So let's just go ahead and get started. The interesting part of any function that has that structure is generally in the middle. So usually, what I'll do is I'll go to the bottom of the function, like I just did, and then I'll scroll up to find the first block, first large block. And that's this one. And it's nice, because someone even tagged it. So let's just start making it readable. OK. Can anyone tell what Main does now?

[LAUGHTER]

Maybe I don't know what it does, but I have a good guess. All right. So what am I doing here? Any thoughts?

You're refactoring.

I'm definitely refactoring, yeah. [LAUGHS]

Breaking it into smaller units.

Yeah, I'm breaking it into smaller units. But there's a really important thing that I'm doing. It's not just that smaller units are easy to understand.

Giving concepts to names.

[INTERPOSING VOICES]

Bingo. Giving names to concepts, yeah. And so the console read line was a particular one where I guessed what that concept was. And I'm giving it a name. Now, you could see also from this that I might not be completely confident in my belief that that's the right concept here.

So what I'm trying to do here is I'm working through creating names and creating concepts along with them, but it's an iterative process. So I've just done a couple of things. That's way more code than I ever want to have not in source control. So I'm about to commit to source control. What's the probability that I broke something?

Low.

Low, OK. Is it low enough? Do I understand this code?

No.

No. [LAUGHS] Do any of you understand this code?

[LAUGHS] No, OK. So pairing and mobbing, none of that's going to help me here, right? [LAUGHS] So what I'm trying to do here actually is read the code. So recall the whole point of this is to reduce the number of bugs that I write. So when I'm reading code in a normal traditional style, what's the probability that I introduce a bug?

Zero.

Zero, yeah. If I don't change anything, then it wasn't me that introduced the bug. Maybe an operation system went down or something, but clearly, it wasn't my code edit, right? So what I need to do is have the same probability. What I really want to do is develop a way of working that is uniformly better than my old traditional way of working.
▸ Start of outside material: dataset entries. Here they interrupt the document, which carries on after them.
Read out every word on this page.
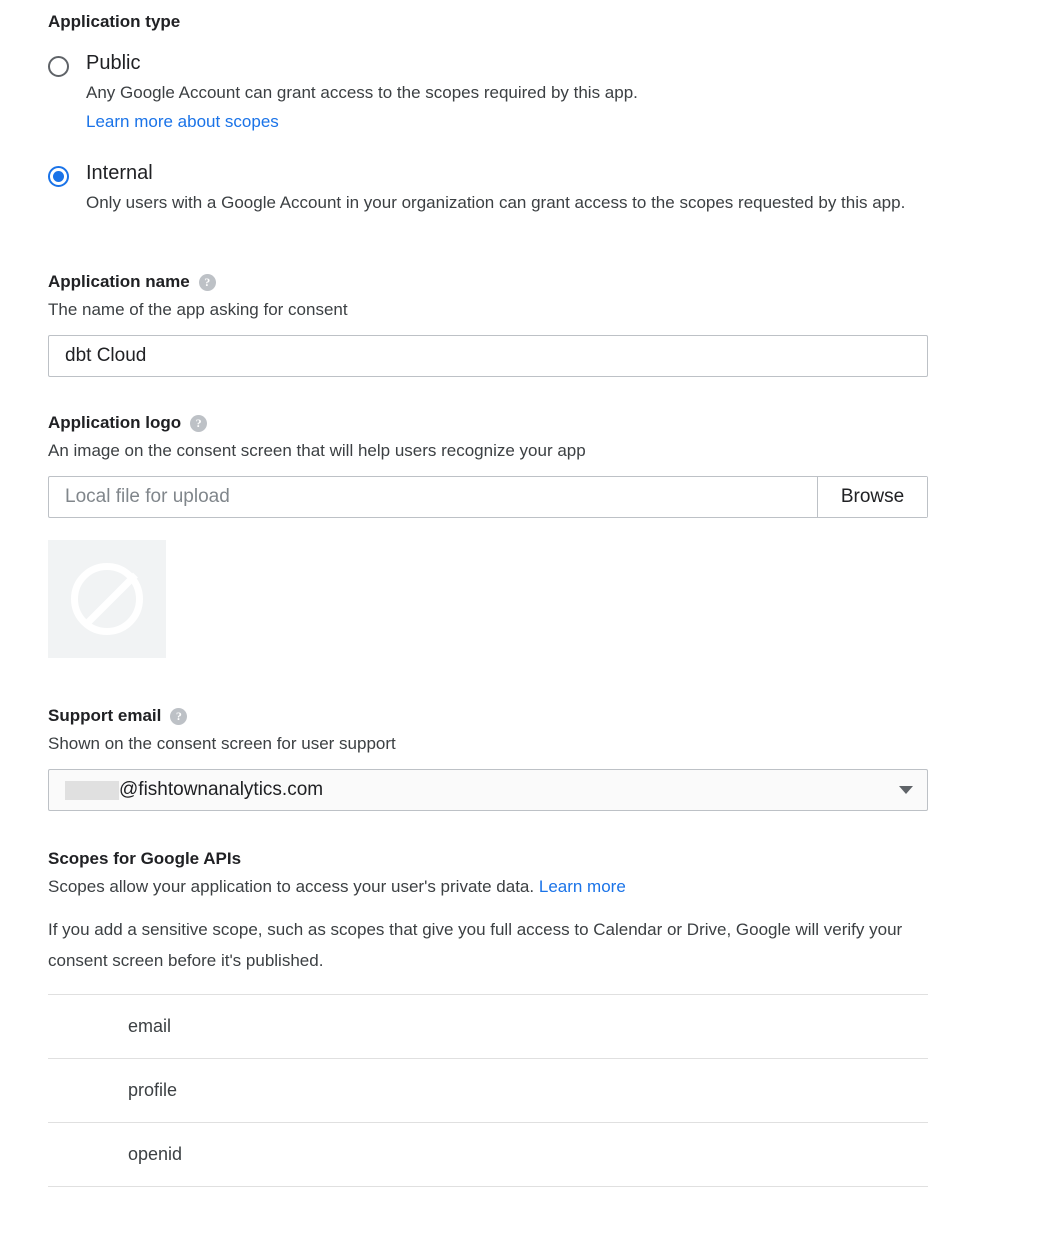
Application type
Public
Any Google Account can grant access to the scopes required by this app.
Learn more about scopes
Internal
Only users with a Google Account in your organization can grant access to the scopes requested by this app.
Application name	?
The name of the app asking for consent
dbt Cloud
Application logo	?
An image on the consent screen that will help users recognize your app
Local file for upload	Browse
Support email	?
Shown on the consent screen for user support
@fishtownanalytics.com
Scopes for Google APIs
Scopes allow your application to access your user's private data. Learn more
If you add a sensitive scope, such as scopes that give you full access to Calendar or Drive, Google will verify your consent screen before it's published.
email
profile
openid
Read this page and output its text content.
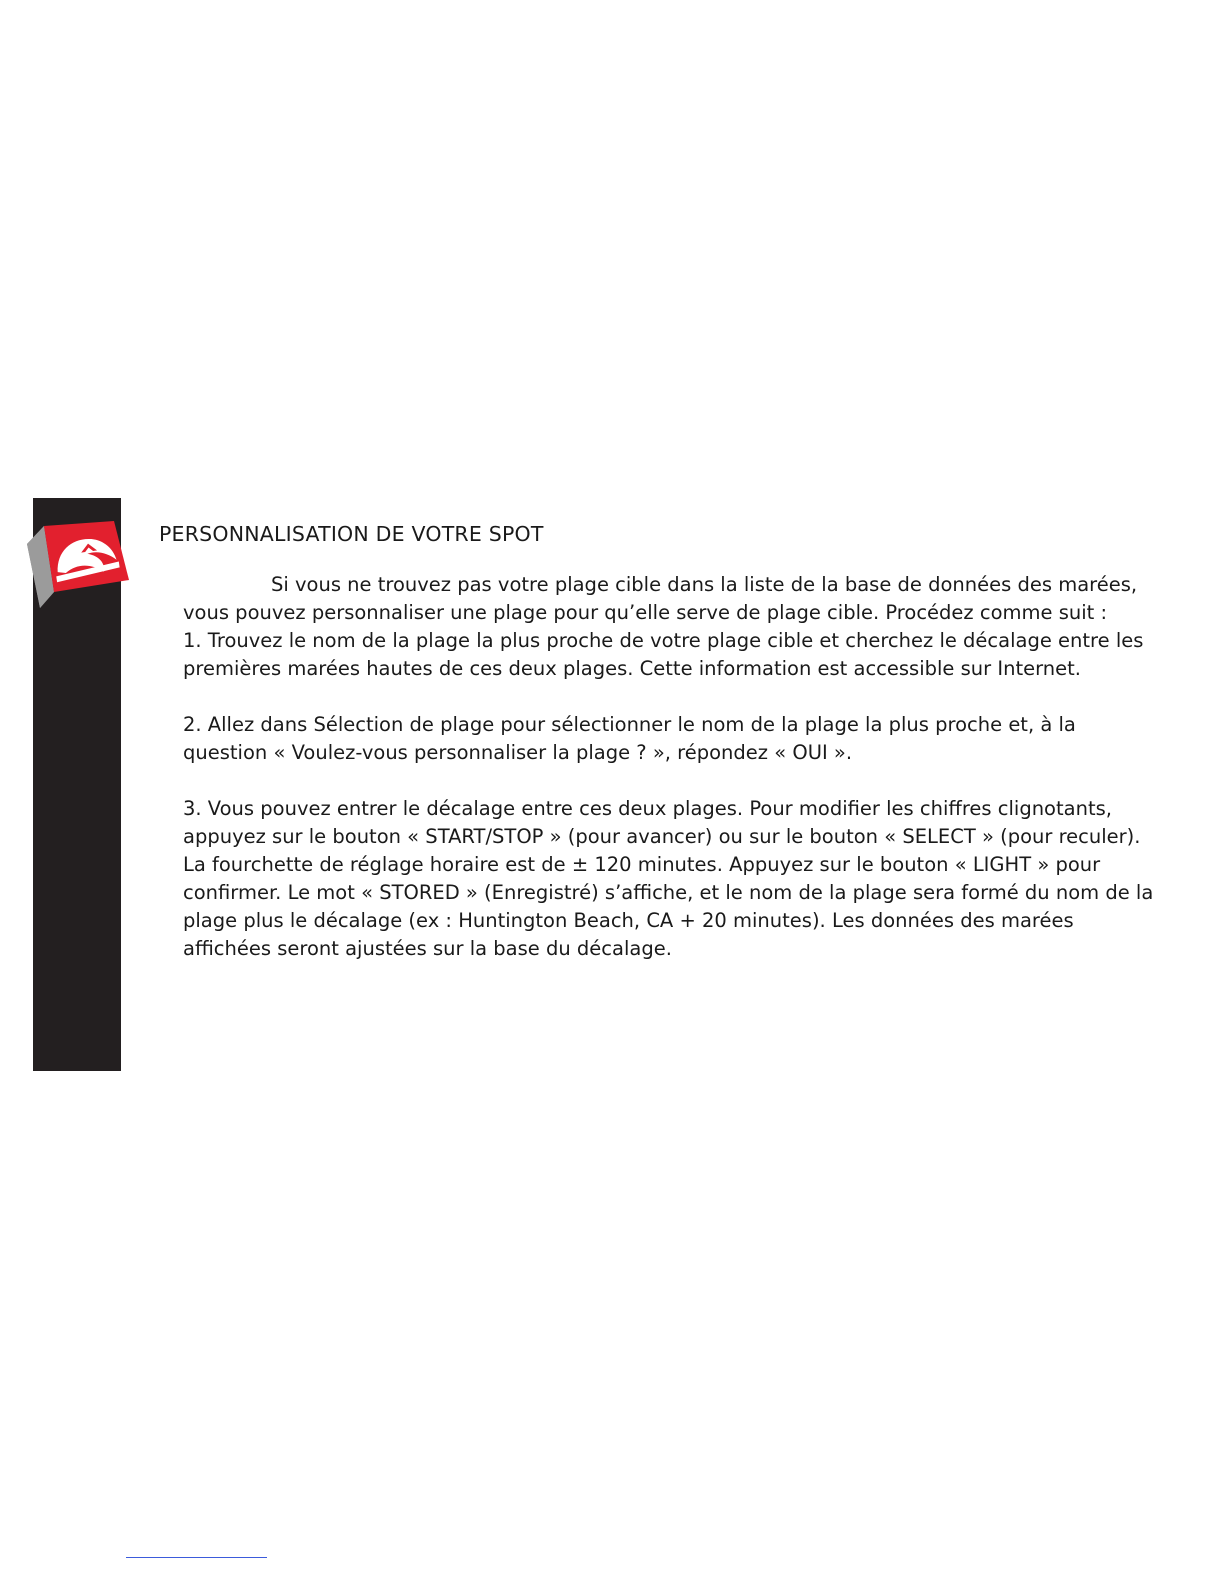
PERSONNALISATION DE VOTRE SPOT

Si vous ne trouvez pas votre plage cible dans la liste de la base de données des marées, vous pouvez personnaliser une plage pour qu’elle serve de plage cible. Procédez comme suit :

1. Trouvez le nom de la plage la plus proche de votre plage cible et cherchez le décalage entre les premières marées hautes de ces deux plages. Cette information est accessible sur Internet.

2. Allez dans Sélection de plage pour sélectionner le nom de la plage la plus proche et, à la question « Voulez-vous personnaliser la plage ? », répondez « OUI ».

3. Vous pouvez entrer le décalage entre ces deux plages. Pour modifier les chiffres clignotants, appuyez sur le bouton « START/STOP » (pour avancer) ou sur le bouton « SELECT » (pour reculer). La fourchette de réglage horaire est de ± 120 minutes. Appuyez sur le bouton « LIGHT » pour confirmer. Le mot « STORED » (Enregistré) s’affiche, et le nom de la plage sera formé du nom de la plage plus le décalage (ex : Huntington Beach, CA + 20 minutes). Les données des marées affichées seront ajustées sur la base du décalage.
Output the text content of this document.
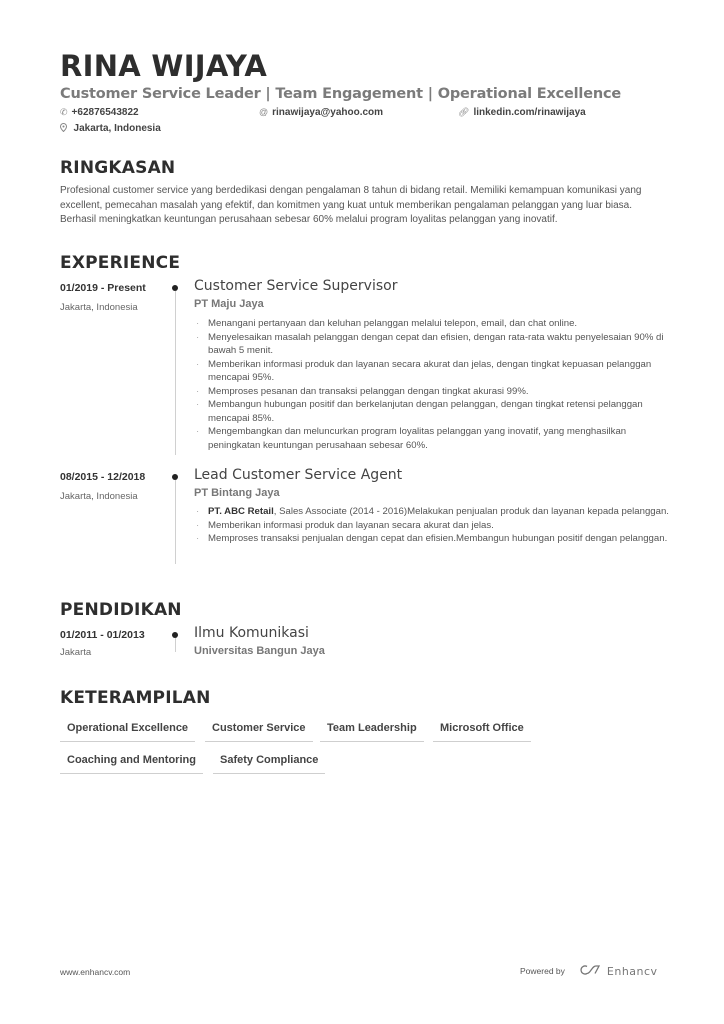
RINA WIJAYA
Customer Service Leader | Team Engagement | Operational Excellence
✆ +62876543822	@ rinawijaya@yahoo.com	🔗︎ linkedin.com/rinawijaya
Jakarta, Indonesia
RINGKASAN
Profesional customer service yang berdedikasi dengan pengalaman 8 tahun di bidang retail. Memiliki kemampuan komunikasi yang excellent, pemecahan masalah yang efektif, dan komitmen yang kuat untuk memberikan pengalaman pelanggan yang luar biasa. Berhasil meningkatkan keuntungan perusahaan sebesar 60% melalui program loyalitas pelanggan yang inovatif.
EXPERIENCE
01/2019 - Present
Jakarta, Indonesia
Customer Service Supervisor
PT Maju Jaya
· Menangani pertanyaan dan keluhan pelanggan melalui telepon, email, dan chat online.
· Menyelesaikan masalah pelanggan dengan cepat dan efisien, dengan rata-rata waktu penyelesaian 90% di bawah 5 menit.
· Memberikan informasi produk dan layanan secara akurat dan jelas, dengan tingkat kepuasan pelanggan mencapai 95%.
· Memproses pesanan dan transaksi pelanggan dengan tingkat akurasi 99%.
· Membangun hubungan positif dan berkelanjutan dengan pelanggan, dengan tingkat retensi pelanggan mencapai 85%.
· Mengembangkan dan meluncurkan program loyalitas pelanggan yang inovatif, yang menghasilkan peningkatan keuntungan perusahaan sebesar 60%.
08/2015 - 12/2018
Jakarta, Indonesia
Lead Customer Service Agent
PT Bintang Jaya
· PT. ABC Retail, Sales Associate (2014 - 2016)Melakukan penjualan produk dan layanan kepada pelanggan.
· Memberikan informasi produk dan layanan secara akurat dan jelas.
· Memproses transaksi penjualan dengan cepat dan efisien.Membangun hubungan positif dengan pelanggan.
PENDIDIKAN
01/2011 - 01/2013
Jakarta
Ilmu Komunikasi
Universitas Bangun Jaya
KETERAMPILAN
Operational Excellence	Customer Service	Team Leadership	Microsoft Office
Coaching and Mentoring	Safety Compliance
www.enhancv.com	Powered by	Enhancv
So every type of work that I do has no more risk than it did before, no more cost than it did before, and I can drive the total cost and risk of software development down, and spend a lot more time doing things for my customers or playing foosball, and a lot less time fixing bugs. So is low good enough? No. It's not zero.

So that's an interesting question, because then the question is, so how do you get it to low enough? Did I run any tests? Nope? Am I going to run any tests?

[INAUDIBLE]

Yeah, actually, I do have NCrunch running. And it did auto run a test. Do you want to see what that test is? This is a fantastic test. It tests all the things by verifying nothing special. [LAUGHS] How much confidence do you have in the test suite here?

Zero.

Zero, yeah, approximately, yeah. So it does verify that NCrunch is working. That's good. [LAUGHS] Yeah, so I need to have confidence that I didn't break anything, that I'm basically zero probability of breaking things. And I don't have tests. That's OK, because actually, the level of proof that I need of 0 is higher than any test we could find.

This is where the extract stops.